Radiologists, other docs implore feds to bolster dwindling personal protective equipment supplies
Radiology and other physician specialties are imploring the federal government to help replenish their personal protective equipment supplies as the industry faces shortages amid the COVID-19 pandemic.
A poll from the Medical Group Management Association released Thursday found that a staggering 89% of practice leaders are facing a shortage of such PPE. In a letter to House and Senate Leaders Friday, the MGMA—which represents 55,000 practice leaders across the U.S., including radiology—asked lawmakers to help physicians address supply shortages during this “unprecedented national emergency.”
MGMA and other physician groups including the American Medical Association are additionally asking Congress for tax relief, no-interest loans and payment for virtual visits, among other measures, to help struggling practices sustain the current pandemic.
“We also strongly urge that Congress take all possible actions to ensure that every physician, and every healthcare worker, has access to critically needed PPE,” the physician groups wrote. “The lack of such supplies is placing both physicians and patients at great risk of acquiring COVID-19 and spreading it to others,” the groups noted, adding that Congress must take “all possible actions” to increase capacity to manufacture, acquire and distribute such equipment.
In a series of tweets Sunday, outspoken Yale radiologist and professor Howard Forman, MD, slammed the Trump administration for allegedly doing little to bolster equipment supplies in the U.S.
“You have failed miserably in this time of greatest need,” Forman tweeted to his 38,000-plus followers and the president March 22. “At a time when our healthcare workforce desperately needs #PPENow, you have aided and abetted #PPEShortages by NOT using the full power of your office ([Defense Production Act]) to ensure that both manufacturing as well as logistics can deliver in time to avert catastrophe,” he added.
Guidance published in the Journal of the American College of Radiology last month urged physicians to protect staff from the coronavirus by wearing disposable isolation gowns with fluid-resistant characteristics, gloves with cuffs, protective goggles and a face mask over such eyewear.

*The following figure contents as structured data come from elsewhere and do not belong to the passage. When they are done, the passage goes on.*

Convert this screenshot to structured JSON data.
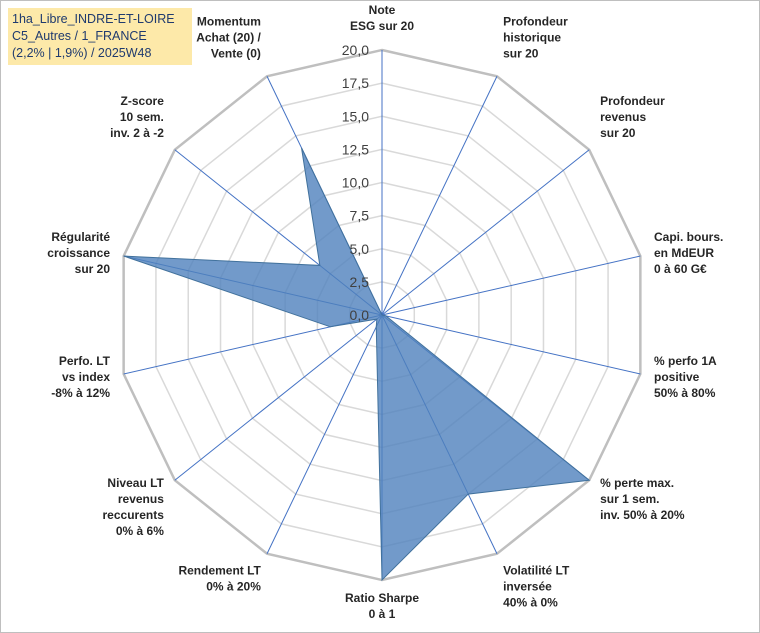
{
  "title_box": {
    "line1": "1ha_Libre_INDRE-ET-LOIRE",
    "line2": "C5_Autres / 1_FRANCE",
    "line3": "(2,2% | 1,9%) / 2025W48"
  },
  "chart_data": {
    "type": "radar",
    "title": "1ha_Libre_INDRE-ET-LOIRE C5_Autres / 1_FRANCE (2,2% | 1,9%) / 2025W48",
    "rlim": [
      0,
      20
    ],
    "tick_labels": [
      "0,0",
      "2,5",
      "5,0",
      "7,5",
      "10,0",
      "12,5",
      "15,0",
      "17,5",
      "20,0"
    ],
    "grid": true,
    "legend": "none",
    "categories": [
      [
        "Note",
        "ESG sur 20"
      ],
      [
        "Profondeur",
        "historique",
        "sur 20"
      ],
      [
        "Profondeur",
        "revenus",
        "sur 20"
      ],
      [
        "Capi. bours.",
        "en MdEUR",
        "0 à 60 G€"
      ],
      [
        "% perfo 1A",
        "positive",
        "50% à 80%"
      ],
      [
        "% perte max.",
        "sur 1 sem.",
        "inv. 50% à 20%"
      ],
      [
        "Volatilité LT",
        "inversée",
        "40% à 0%"
      ],
      [
        "Ratio Sharpe",
        "0 à 1"
      ],
      [
        "Rendement LT",
        "0% à 20%"
      ],
      [
        "Niveau LT",
        "revenus",
        "reccurents",
        "0% à 6%"
      ],
      [
        "Perfo. LT",
        "vs index",
        "-8% à 12%"
      ],
      [
        "Régularité",
        "croissance",
        "sur 20"
      ],
      [
        "Z-score",
        "10 sem.",
        "inv. 2 à -2"
      ],
      [
        "Momentum",
        "Achat (20) /",
        "Vente (0)"
      ]
    ],
    "series": [
      {
        "values": [
          0,
          0,
          0,
          0,
          0.3,
          20,
          15,
          20,
          1,
          0.5,
          4,
          20,
          6,
          14
        ],
        "color": "#4f81bd"
      }
    ]
  }
}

Providers have reportedly taken drastic actions in response to this shortage, reusing some equipment, crafting their own or paying for supplies out of their own pockets.

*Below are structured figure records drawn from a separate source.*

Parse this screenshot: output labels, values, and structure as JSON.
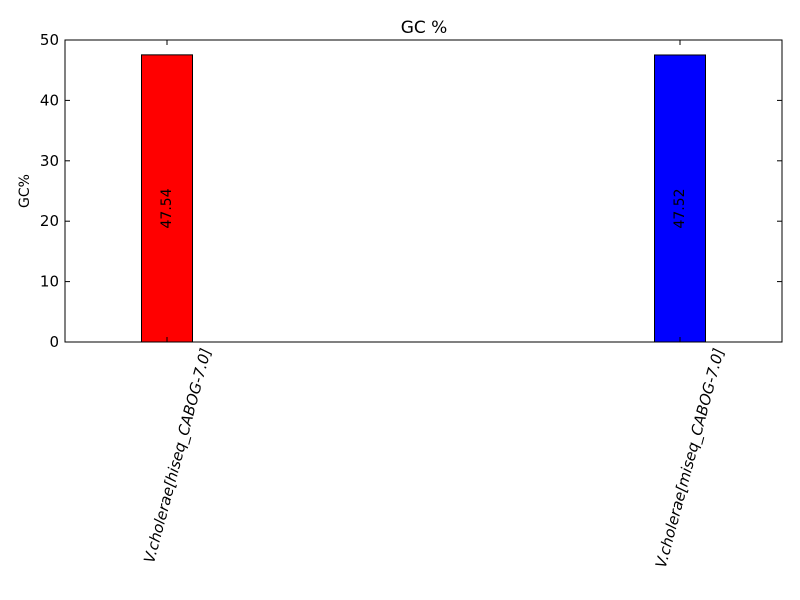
{
  "chart_data": {
    "type": "bar",
    "title": "GC %",
    "xlabel": "",
    "ylabel": "GC%",
    "ylim": [
      0,
      50
    ],
    "yticks": [
      0,
      10,
      20,
      30,
      40,
      50
    ],
    "categories": [
      "V.cholerae[hiseq_CABOG-7.0]",
      "V.cholerae[miseq_CABOG-7.0]"
    ],
    "values": [
      47.54,
      47.52
    ],
    "value_labels": [
      "47.54",
      "47.52"
    ],
    "colors": [
      "#ff0000",
      "#0000ff"
    ],
    "grid": false,
    "legend": "none"
  }
}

In another separate letter to the president, the AMA, American Hospital Association and American Nurses Association asked the administration to invoke the Defense Production Act (as Forman did) to increase the domestic production of medical supplies and equipment. “As COVID-19 continues to spread throughout the country, these supplies are urgently needed to care for our patients and communities,” the groups wrote.